Честность – неотъемлемая часть человека. Это
пыталась передать своим детям. Иногда даже говорю сыну: «Ты помолчи
чуть-чуть. Что же ты всё стоишь за правду». А он мне: «Ты же нас сама этому
учила!» Есть,
наверное, какая-то определённая грань. По молодости она сильно выражена.
Сейчас, когда что-то прожила, что-то нажила, иногда думаешь, что в какой-то
момент лучше смолчать. Это как-то сложилось по жизни. Но
если просматривать прошлое: это и это, я бы сделала всё также. Потому что
очень ценю дружбу. Друзья мне очень в жизни помогали, и я им помогаю. Очень
люблю и умею дружить. И когда вижу, что по отношению к моим друзьям идёт
нечестность, а мне говорят: «А вот ты должна здесь подписаться!», отвечаю:
«Никогда!». Сегодня
пойду вечером в Дом актёра, где приятель делает вечер. Надо сходить. Он
просил: «Приди, поддержи меня». Это друг, с которым мы общаемся более 25 лет.
Один из немногих моих друзей. Друзья помогали мне во всех тяжёлых ситуациях. Друг
– это не тот, который познаётся в беде. В беде мы всегда понимаем и подставим
плечо. Если друг тебя понимает в радости и вместе с тобой её разделит, а не
позавидует – вот это друг! В беде мы поможем всегда, а вот при удаче, чтобы друг
вместе с тобой порадовался – дорогого стоит. А
театр – это семья, где ты живёшь с утра до ночи. Из семьи сор не надо
выносить. В каждой семье что-то бывает. Если уходишь, то уходи интеллигентно,
красиво, без всяких… – Ваши друзья связаны с вашей
профессией? –
И связаны, и не связаны. – Есть ли отличие провинциального и
московского театров? –
Я к Челябинскому театру отношусь очень трепетно. Это первый театр, куда
приехала, когда мой муж подписал распределение в Челябинск. Попросилась туда же.
У меня по отношению к этому театру очень теплые воспоминания, ощущения.

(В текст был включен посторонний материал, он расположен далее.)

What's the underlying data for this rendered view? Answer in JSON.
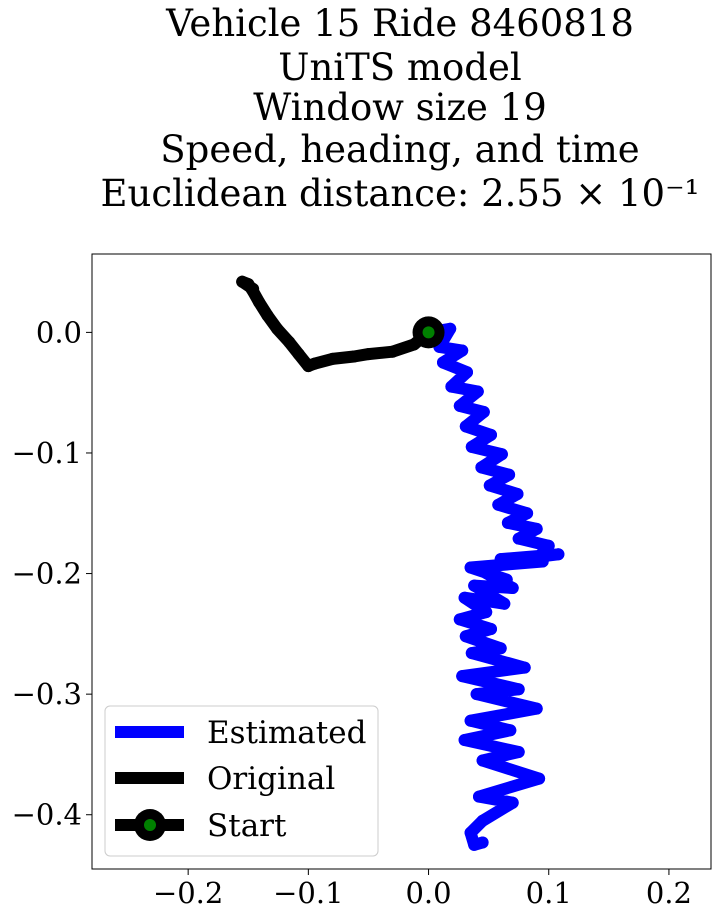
{
  "chart_data": {
    "type": "line",
    "title_lines": [
      "Vehicle 15 Ride 8460818",
      "UniTS model",
      "Window size 19",
      "Speed, heading, and time",
      "Euclidean distance: 2.55 × 10⁻¹"
    ],
    "xlabel": "",
    "ylabel": "",
    "xlim": [
      -0.28,
      0.235
    ],
    "ylim": [
      -0.445,
      0.065
    ],
    "x_ticks": [
      -0.2,
      -0.1,
      0.0,
      0.1,
      0.2
    ],
    "x_tick_labels": [
      "−0.2",
      "−0.1",
      "0.0",
      "0.1",
      "0.2"
    ],
    "y_ticks": [
      0.0,
      -0.1,
      -0.2,
      -0.3,
      -0.4
    ],
    "y_tick_labels": [
      "0.0",
      "−0.1",
      "−0.2",
      "−0.3",
      "−0.4"
    ],
    "grid": false,
    "legend_position": "lower-left",
    "series": [
      {
        "name": "Estimated",
        "color": "#0000ff",
        "points": [
          [
            0.0,
            0.0
          ],
          [
            0.018,
            0.003
          ],
          [
            0.009,
            -0.012
          ],
          [
            0.028,
            -0.015
          ],
          [
            0.012,
            -0.025
          ],
          [
            0.032,
            -0.033
          ],
          [
            0.019,
            -0.045
          ],
          [
            0.041,
            -0.049
          ],
          [
            0.026,
            -0.061
          ],
          [
            0.046,
            -0.066
          ],
          [
            0.031,
            -0.078
          ],
          [
            0.052,
            -0.085
          ],
          [
            0.036,
            -0.095
          ],
          [
            0.061,
            -0.101
          ],
          [
            0.044,
            -0.112
          ],
          [
            0.067,
            -0.118
          ],
          [
            0.051,
            -0.127
          ],
          [
            0.074,
            -0.134
          ],
          [
            0.058,
            -0.143
          ],
          [
            0.082,
            -0.15
          ],
          [
            0.066,
            -0.158
          ],
          [
            0.09,
            -0.163
          ],
          [
            0.075,
            -0.171
          ],
          [
            0.1,
            -0.177
          ],
          [
            0.092,
            -0.186
          ],
          [
            0.108,
            -0.184
          ],
          [
            0.06,
            -0.188
          ],
          [
            0.095,
            -0.19
          ],
          [
            0.035,
            -0.195
          ],
          [
            0.065,
            -0.205
          ],
          [
            0.045,
            -0.198
          ],
          [
            0.07,
            -0.212
          ],
          [
            0.038,
            -0.21
          ],
          [
            0.063,
            -0.225
          ],
          [
            0.03,
            -0.22
          ],
          [
            0.048,
            -0.232
          ],
          [
            0.026,
            -0.238
          ],
          [
            0.052,
            -0.246
          ],
          [
            0.031,
            -0.252
          ],
          [
            0.06,
            -0.262
          ],
          [
            0.036,
            -0.266
          ],
          [
            0.08,
            -0.278
          ],
          [
            0.028,
            -0.285
          ],
          [
            0.075,
            -0.296
          ],
          [
            0.04,
            -0.3
          ],
          [
            0.09,
            -0.312
          ],
          [
            0.035,
            -0.322
          ],
          [
            0.068,
            -0.33
          ],
          [
            0.03,
            -0.338
          ],
          [
            0.075,
            -0.348
          ],
          [
            0.045,
            -0.355
          ],
          [
            0.092,
            -0.37
          ],
          [
            0.042,
            -0.385
          ],
          [
            0.07,
            -0.39
          ],
          [
            0.045,
            -0.405
          ],
          [
            0.035,
            -0.415
          ],
          [
            0.038,
            -0.425
          ],
          [
            0.045,
            -0.423
          ]
        ]
      },
      {
        "name": "Original",
        "color": "#000000",
        "points": [
          [
            0.0,
            0.0
          ],
          [
            -0.012,
            -0.01
          ],
          [
            -0.03,
            -0.016
          ],
          [
            -0.05,
            -0.018
          ],
          [
            -0.062,
            -0.02
          ],
          [
            -0.08,
            -0.022
          ],
          [
            -0.095,
            -0.026
          ],
          [
            -0.1,
            -0.028
          ],
          [
            -0.108,
            -0.018
          ],
          [
            -0.116,
            -0.008
          ],
          [
            -0.126,
            0.003
          ],
          [
            -0.134,
            0.014
          ],
          [
            -0.141,
            0.025
          ],
          [
            -0.146,
            0.034
          ],
          [
            -0.15,
            0.04
          ],
          [
            -0.155,
            0.042
          ],
          [
            -0.146,
            0.036
          ]
        ]
      }
    ],
    "start_marker": {
      "name": "Start",
      "x": 0.0,
      "y": 0.0,
      "edge_color": "#000000",
      "fill_color": "#008000"
    }
  }
}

Московский театр немножечко пожёстче. Может,
в Челябинске была молодость, другое ощущение… Это так же, как прочитаешь
книжку – у тебя одно ощущение, а через два год ты её перечитываешь – для тебя
всё по-другому. Прожила два года: что-то нажила, что-то поняла и на какие-то
вещи смотришь по-другому. Когда
мы проживаем года, с нами что-то происходит – хотим мы этого или нет. И
мировоззрение по одному или другому поводу меняется. – Вы много в жизни читаете? –
Сейчас, откровенно, мало. Некогда. Даже иногда обидно, что нет времени. Очень
многое хочу перечитать, много произведений. Думаю: как только, так сразу. Думаю
перечитать Габриэль Гарсиа Маркеса «Сто лет одиночества». Сейчас она у меня
на самом видном месте. Хочу это перечитать. Хочу
перечитать Марину Цветаеву, Анну Ахматову... – Вы любитель поэзии? –
Я люблю поэзию. Обожаю Михаила Лермонтова: «И
впрямь Авдотья Николавна Была
прелакомый кусок. Идет,
бывало, гордо, плавно - Чуть
тронет землю башмачок; В
Тамбове не запомнят люди Такой
высокой, полной груди: Бела
как сахар, так нежна, Что
жилка каждая видна…». И так далее. («Тамбовская
казначейша», отрывок – прим.ред.) – Вы читаете стихи со сцены? –
Когда, встречи со зрителями, конечно, читаю. Кроме вышеназванных, читаю Якова
Полонского, Евгения Евтушенко. Обожаю из произведений Евтушенко – «Казнь
Стеньки Разина». Оно когда-то было запрещено, а что нельзя – очень интересно.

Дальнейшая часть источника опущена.